Supt. Norm Gaumont, who is overseeing a provincewide review of RCMP mental health strategies, said it will require about five years of data to statistically determine whether the de-escalation training is reducing police shootings.
“I believe it is working, it is absolutely a step in the right direction, but it will take time to look at it quantitatively,” Gaumont said.
De-escalation, he said, is key to these types of cases: Yelling at someone in a mental health crisis will only make that person more confused, so the goal is for officers to keep their voices down and listen to what the distraught person is saying.
But there will still be times, Gaumont added, when a subject is armed and lethal force is necessary to protect the life of the officer or other people nearby.
“De-escalating is our primary focus, but at the end of the day if your life is in danger, then you have to make that difficult decision,” he said.
The RCMP has beefed up other mental health responses in recent years, Gaumont said, such adding new mental health liaison officers and embedding a nurse in a specific cruiser to respond to mental health calls in Surrey and Kamloops — emulating a project started in Vancouver.
In Victoria, one of the first police departments to embed an officer with a mental health outreach team, all officers have completed the de-escalation training and it has also been incorporated into annual training sessions, said spokesman Const. Mike Russell.
In a report last year, the Mental Health Commission of Canada said B.C.’s de-escalation training “appears to be a successful learning program,” in part because it included mental health professionals in its development.
Massine argued the training is successful because groups such as the Schizophrenia Society and B.C. Civil Liberties gave input into the model, and that people with mental health experience speak to the officers during the in-class portion of the course.
“A deeper understanding of what somebody with mental illness really experiences at the time of the encounter and puts it on a human level,” said Massine, the use-of-force instructor.
Feedback continues to be gathered from officers, and those with mental health expertise, and he expects there will be revisions to the training to respond to any concerns.

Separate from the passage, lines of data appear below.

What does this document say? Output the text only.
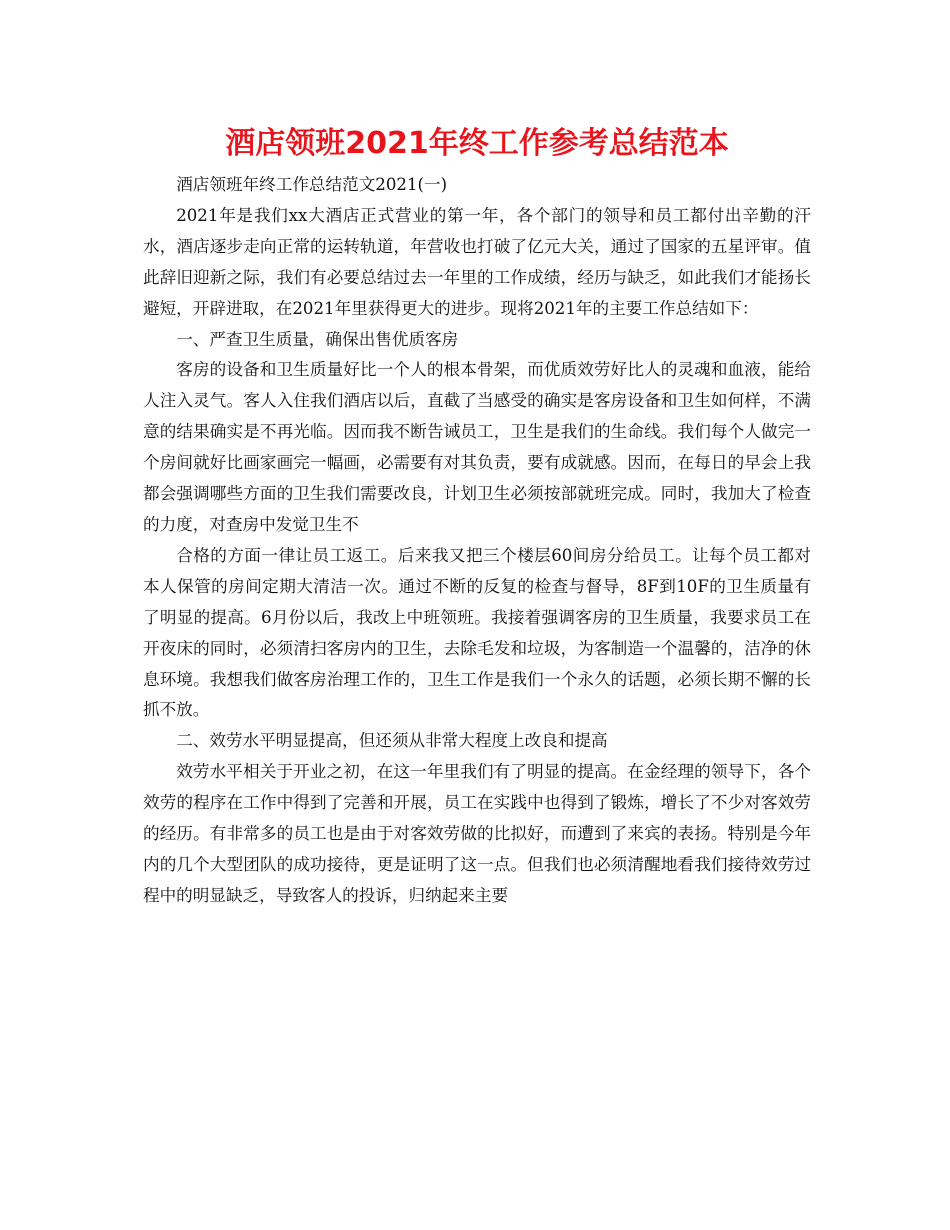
酒店领班2021年终工作参考总结范本

酒店领班年终工作总结范文2021(一)

2021年是我们xx大酒店正式营业的第一年，各个部门的领导和员工都付出辛勤的汗水，酒店逐步走向正常的运转轨道，年营收也打破了亿元大关，通过了国家的五星评审。值此辞旧迎新之际，我们有必要总结过去一年里的工作成绩，经历与缺乏，如此我们才能扬长避短，开辟进取，在2021年里获得更大的进步。现将2021年的主要工作总结如下：

一、严查卫生质量，确保出售优质客房

客房的设备和卫生质量好比一个人的根本骨架，而优质效劳好比人的灵魂和血液，能给人注入灵气。客人入住我们酒店以后，直截了当感受的确实是客房设备和卫生如何样，不满意的结果确实是不再光临。因而我不断告诫员工，卫生是我们的生命线。我们每个人做完一个房间就好比画家画完一幅画，必需要有对其负责，要有成就感。因而，在每日的早会上我都会强调哪些方面的卫生我们需要改良，计划卫生必须按部就班完成。同时，我加大了检查的力度，对查房中发觉卫生不

合格的方面一律让员工返工。后来我又把三个楼层60间房分给员工。让每个员工都对本人保管的房间定期大清洁一次。通过不断的反复的检查与督导，8F到10F的卫生质量有了明显的提高。6月份以后，我改上中班领班。我接着强调客房的卫生质量，我要求员工在开夜床的同时，必须清扫客房内的卫生，去除毛发和垃圾，为客制造一个温馨的，洁净的休息环境。我想我们做客房治理工作的，卫生工作是我们一个永久的话题，必须长期不懈的长抓不放。

二、效劳水平明显提高，但还须从非常大程度上改良和提高

效劳水平相关于开业之初，在这一年里我们有了明显的提高。在金经理的领导下，各个效劳的程序在工作中得到了完善和开展，员工在实践中也得到了锻炼，增长了不少对客效劳的经历。有非常多的员工也是由于对客效劳做的比拟好，而遭到了来宾的表扬。特别是今年内的几个大型团队的成功接待，更是证明了这一点。但我们也必须清醒地看我们接待效劳过程中的明显缺乏，导致客人的投诉，归纳起来主要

The Justice Ministry promised to review the training in 2015, once all the officers had completed the courses. King said a review is necessary.
“Studies suggest there is self-reporting from officers that they feel more comfortable and more capable of handling the escalating situation since they received the training,” King said.
“But I don’t think there is anything out there which suggests there is empirical proof that the training has decreased incidents and the number of shootings.”